SOURCE_ROOT="leycec_raiazome@ssh.phx.nearlyfreespeech.net:/home/htdocs/"

# A whitespace-delimited set of absolute paths to where you want the above
# Oddmuse Wiki locally synchronized to. These paths must be local (i.e.,
# reside on the same machine from which this script is run).
# 
# The "rsync" command-line utility cannot synchronize from one remote source
# path to one remote target path; it only synchronizes from one remote source
# path to one local target path.

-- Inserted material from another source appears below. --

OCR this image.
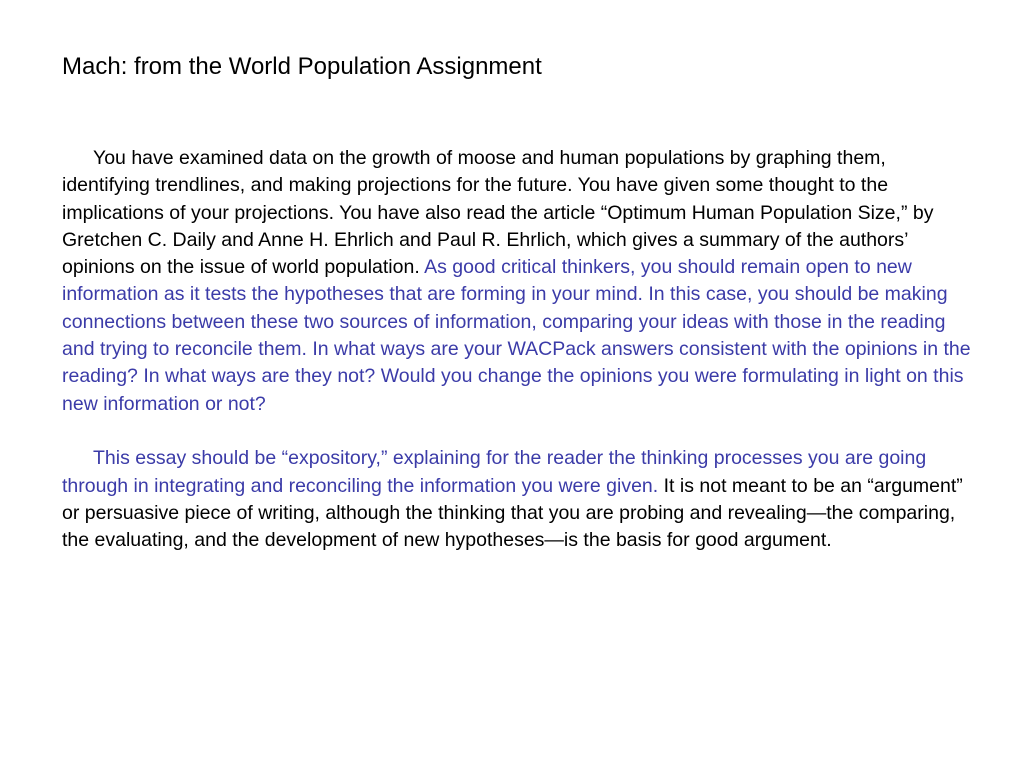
Mach: from the World Population Assignment

You have examined data on the growth of moose and human populations by graphing them, identifying trendlines, and making projections for the future. You have given some thought to the implications of your projections. You have also read the article “Optimum Human Population Size,” by Gretchen C. Daily and Anne H. Ehrlich and Paul R. Ehrlich, which gives a summary of the authors’ opinions on the issue of world population. As good critical thinkers, you should remain open to new information as it tests the hypotheses that are forming in your mind. In this case, you should be making connections between these two sources of information, comparing your ideas with those in the reading and trying to reconcile them. In what ways are your WACPack answers consistent with the opinions in the reading? In what ways are they not? Would you change the opinions you were formulating in light on this new information or not?

This essay should be “expository,” explaining for the reader the thinking processes you are going through in integrating and reconciling the information you were given. It is not meant to be an “argument” or persuasive piece of writing, although the thinking that you are probing and revealing—the comparing, the evaluating, and the development of new hypotheses—is the basis for good argument.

Thus, this script mimics synchronization from
# one remote source path to one remote target path by first synchronizing that
# remote source path to one local target path, then synchronizing that local
# target path to that desired remote target path. (Confused, assuredly? Sweet.
# So were we.)
#
# Each target path receives a cloned copy of that (local or remote) source path;
# as example, supposing you leave the source and target paths at their defaults,
# this script synchronizes as follows:
#
#  from <-- leycec_raiazome@ssh.phx.nearlyfreespeech.net:~/home/htdocs/ [remote]
#       |
#  into --> /home/leycec/pub/old/site/raiazome.com/                     [local]
#         |
#  into   --> bcurry@faeroes.freeshell.org:~/html/                      [remote]
#
# Also, note that rsync changes its pathname behavior slightly (and slightly
# non-intuitively), when the target pathname ends in an explicit "/". As such,
# it's best to simply, safely not end these paths in an explicit "/"--emphasis
# on the 'not.' See the USAGE section of "man rsync", for gritty details.
#
# The default, here, is probably not fine. You'll probably want to change it.
# List target paths local to the current machine, here, and target paths remote
# to the current machine via the "TARGET_ROOTS_REMOTE" variable, below.
# TARGET_ROOTS_LOCAL="/home/leycec/pub/code/raiazome.com /www/af/b/bcurry/"
# TARGET_ROOTS_LOCAL="/www/af/b/bcurry/ /home/leycec/pub/code/raiazome.com"
TARGET_ROOTS_LOCAL="/home/leycec/pub/code/raiazome.com"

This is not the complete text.